"Rona," he said at last. "Rona, I ought not to let you. I am not a fit man for you to love!"

"You are the man that saved me," said Rona, clinging to him. "How strange it seems. I never thought of you as a young man, somehow, until I saw you sitting here with such a sad, grave face."

"And I," said Felix, with a depth of wonder that was almost stupefaction—"I actually never knew that you were beautiful until this evening. But now I know. I see everything with a new clearness. I am a man, and you are going to be a woman in a year or two. And I want you for my wife."

She was silent, hushed with a new awe. "For your wife? Oh, David!"

"Will you?" he urged, beseeching her with eyes and hands and voice. "Will you promise that, if I can make a home for you, you will come and live in it? Will you give me something to work for, something to keep me from despair? Oh, Rona, I ought not to ask it! How can I be mad enough to ask it?"
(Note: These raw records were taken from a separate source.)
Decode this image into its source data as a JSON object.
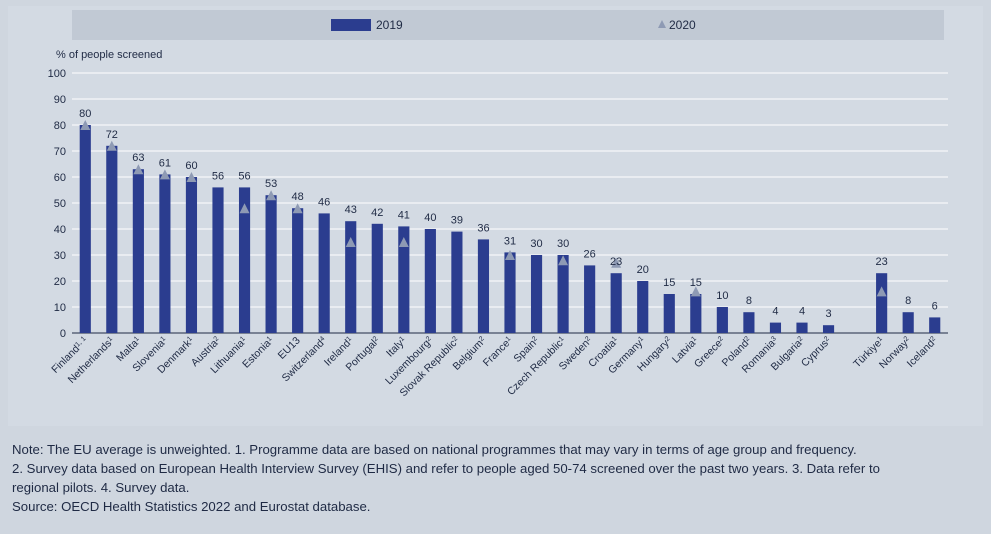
{
  "chart_data": {
    "type": "bar",
    "ylabel": "% of people screened",
    "ylim": [
      0,
      100
    ],
    "yticks": [
      0,
      10,
      20,
      30,
      40,
      50,
      60,
      70,
      80,
      90,
      100
    ],
    "grid": true,
    "legend_position": "top",
    "series": [
      {
        "name": "2019",
        "color": "#2b3d8f",
        "marker": "bar"
      },
      {
        "name": "2020",
        "color": "#8e9ab4",
        "marker": "triangle"
      }
    ],
    "categories": [
      "Finland",
      "Netherlands",
      "Malta",
      "Slovenia",
      "Denmark",
      "Austria",
      "Lithuania",
      "Estonia",
      "EU13",
      "Switzerland",
      "Ireland",
      "Portugal",
      "Italy",
      "Luxembourg",
      "Slovak Republic",
      "Belgium",
      "France",
      "Spain",
      "Czech Republic",
      "Sweden",
      "Croatia",
      "Germany",
      "Hungary",
      "Latvia",
      "Greece",
      "Poland",
      "Romania",
      "Bulgaria",
      "Cyprus",
      "",
      "Türkiye",
      "Norway",
      "Iceland"
    ],
    "footnote_markers": [
      "1, 1",
      "1",
      "1",
      "1",
      "1",
      "2",
      "1",
      "1",
      "",
      "4",
      "1",
      "2",
      "1",
      "2",
      "2",
      "2",
      "1",
      "2",
      "1",
      "2",
      "1",
      "1",
      "2",
      "1",
      "2",
      "2",
      "3",
      "2",
      "2",
      "",
      "1",
      "2",
      "2"
    ],
    "values_2019": [
      80,
      72,
      63,
      61,
      60,
      56,
      56,
      53,
      48,
      46,
      43,
      42,
      41,
      40,
      39,
      36,
      31,
      30,
      30,
      26,
      23,
      20,
      15,
      15,
      10,
      8,
      4,
      4,
      3,
      null,
      23,
      8,
      6
    ],
    "values_2020": [
      80,
      72,
      63,
      61,
      60,
      null,
      48,
      53,
      48,
      null,
      35,
      null,
      35,
      null,
      null,
      null,
      30,
      null,
      28,
      null,
      27,
      null,
      null,
      16,
      null,
      null,
      null,
      null,
      null,
      null,
      16,
      null,
      null
    ],
    "data_labels": [
      "80",
      "72",
      "63",
      "61",
      "60",
      "56",
      "56",
      "53",
      "48",
      "46",
      "43",
      "42",
      "41",
      "40",
      "39",
      "36",
      "31",
      "30",
      "30",
      "26",
      "23",
      "20",
      "15",
      "15",
      "10",
      "8",
      "4",
      "4",
      "3",
      "",
      "23",
      "8",
      "6"
    ]
  },
  "notes": {
    "line1": "Note: The EU average is unweighted. 1. Programme data are based on national programmes that may vary in terms of age group and frequency.",
    "line2": "2. Survey data based on European Health Interview Survey (EHIS) and refer to people aged 50-74 screened over the past two years. 3. Data refer to",
    "line3": "regional pilots. 4. Survey data.",
    "source": "Source: OECD Health Statistics 2022 and Eurostat database."
  }
}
"But of course I shall promise, if you wish it," said the girl, in her youth and immaturity eager to promise she knew not what, eager to give joy to the being who, apparently, depended upon her for all his hopes in life.

Even at the moment, even holding her against his heart, and feasting his famished nature with the sweetness of her womanhood and the brilliancy of his new hopes, her dutiful words, emphatic though they were, sent a chill through him. In spite of his inexperience, there is an insight which love gives; and he knew that Rona did not love him, but was merely willing that he should love her. She was not grown up, he told himself. When she came to be completely a woman she would love, as he now loved, with that surrender which to him was so new, so unexampled a sensation. It was long before he could calm down the turbulence of his emotions to anything like a consideration of the situation. But their time was short, and after ten minutes of more or less incoherent bliss and shy caresses, he began to explain to Rona some of his thoughts and plans. Now that they understood each other, these were far more easily explained than he had thought possible.

It appeared that the girl had not been informed of the extent of the benevolent intentions of the Squire and Miss Rawson on her behalf.

But she was quite sensible enough to understand that, as she and David were not really brother and sister, but desired another sort of relationship, it would not be fitting for them to travel about together, until the time came when they could be husband and wife.

Felix explained to her, fully and with care, the good prospect opened out to him by the patronage of Vronsky. He was also able to make her see clearly that it was dangerous for him to stay in England, seeing that the police supposed him to be dead.